I studied the example cl_solver_sym_sp_0_based_c.c in cluster_sparse_solverc/source . I compiled it using:
make libintel64 example=cl_solver_sym_sp_0_based_c
It runs fine . However the matrix is too small to look at performance. So I modified the example to read in a 3million^2 matrix from a text file. When I run it with 24 cpus ( 1 host ), it factors the matrix in 30 second. When I run it with 48 cpus ( 2 hosts ) it factors it in 20 seconds. This is great!
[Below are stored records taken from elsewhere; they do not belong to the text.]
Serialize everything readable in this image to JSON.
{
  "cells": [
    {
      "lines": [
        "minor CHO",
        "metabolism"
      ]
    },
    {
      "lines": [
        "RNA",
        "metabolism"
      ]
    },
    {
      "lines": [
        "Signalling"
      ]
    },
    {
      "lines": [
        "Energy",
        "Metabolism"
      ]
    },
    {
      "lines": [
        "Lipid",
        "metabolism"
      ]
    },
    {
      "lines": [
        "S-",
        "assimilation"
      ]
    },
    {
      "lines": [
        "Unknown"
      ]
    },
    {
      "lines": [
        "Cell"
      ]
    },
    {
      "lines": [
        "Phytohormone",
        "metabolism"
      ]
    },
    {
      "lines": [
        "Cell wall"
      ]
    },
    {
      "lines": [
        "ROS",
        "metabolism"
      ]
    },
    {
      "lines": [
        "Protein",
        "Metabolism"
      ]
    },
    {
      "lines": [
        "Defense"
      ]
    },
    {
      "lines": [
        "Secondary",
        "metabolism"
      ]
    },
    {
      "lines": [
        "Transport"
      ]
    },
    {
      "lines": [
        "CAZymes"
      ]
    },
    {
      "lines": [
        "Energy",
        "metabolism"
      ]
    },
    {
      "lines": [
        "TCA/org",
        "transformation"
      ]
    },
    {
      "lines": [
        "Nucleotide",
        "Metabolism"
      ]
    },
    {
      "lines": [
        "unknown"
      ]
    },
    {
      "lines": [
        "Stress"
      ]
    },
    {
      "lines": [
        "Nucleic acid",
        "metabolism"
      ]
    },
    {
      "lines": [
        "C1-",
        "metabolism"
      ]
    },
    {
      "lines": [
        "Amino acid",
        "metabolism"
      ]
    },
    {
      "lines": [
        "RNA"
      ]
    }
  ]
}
But when I run it with 72 or more cpus, I keep getting this after the reordering stage:
Reordering completed ...
===================================================================================
= BAD TERMINATION OF ONE OF YOUR APPLICATION PROCESSES
= PID 106418 RUNNING AT cforge201
= EXIT CODE: 11
= CLEANING UP REMAINING PROCESSES
= YOU CAN IGNORE THE BELOW CLEANUP MESSAGES
==================================================================================
The command I am using is:
mpirun -np 3 -machinefile ./hostfile ./cl_solver_sym_sp_0_based_c.exe
Where hostfile contains:
cforge200:1
cforge201:1
cforge202:1
Here are my example files to see if issue is reproduceable:
cl_solver_sym_sp_0_based_c.c - Edit all the occurences of *.txt to the path where the files are on your system
https://www.dropbox.com/s/ndkzi9zojxuh1xo/cl_solver_sym_sp_0_based_c.c?dl=0
ia, ja, a, and b data in text files:
https://www.dropbox.com/s/3dkhbillyso03kc/ia_ja_a_b_data.tar.gz?dl=0
Curious what kind of performance improvement you get when running with MPI on 12, 24, 48, and 72 cpus!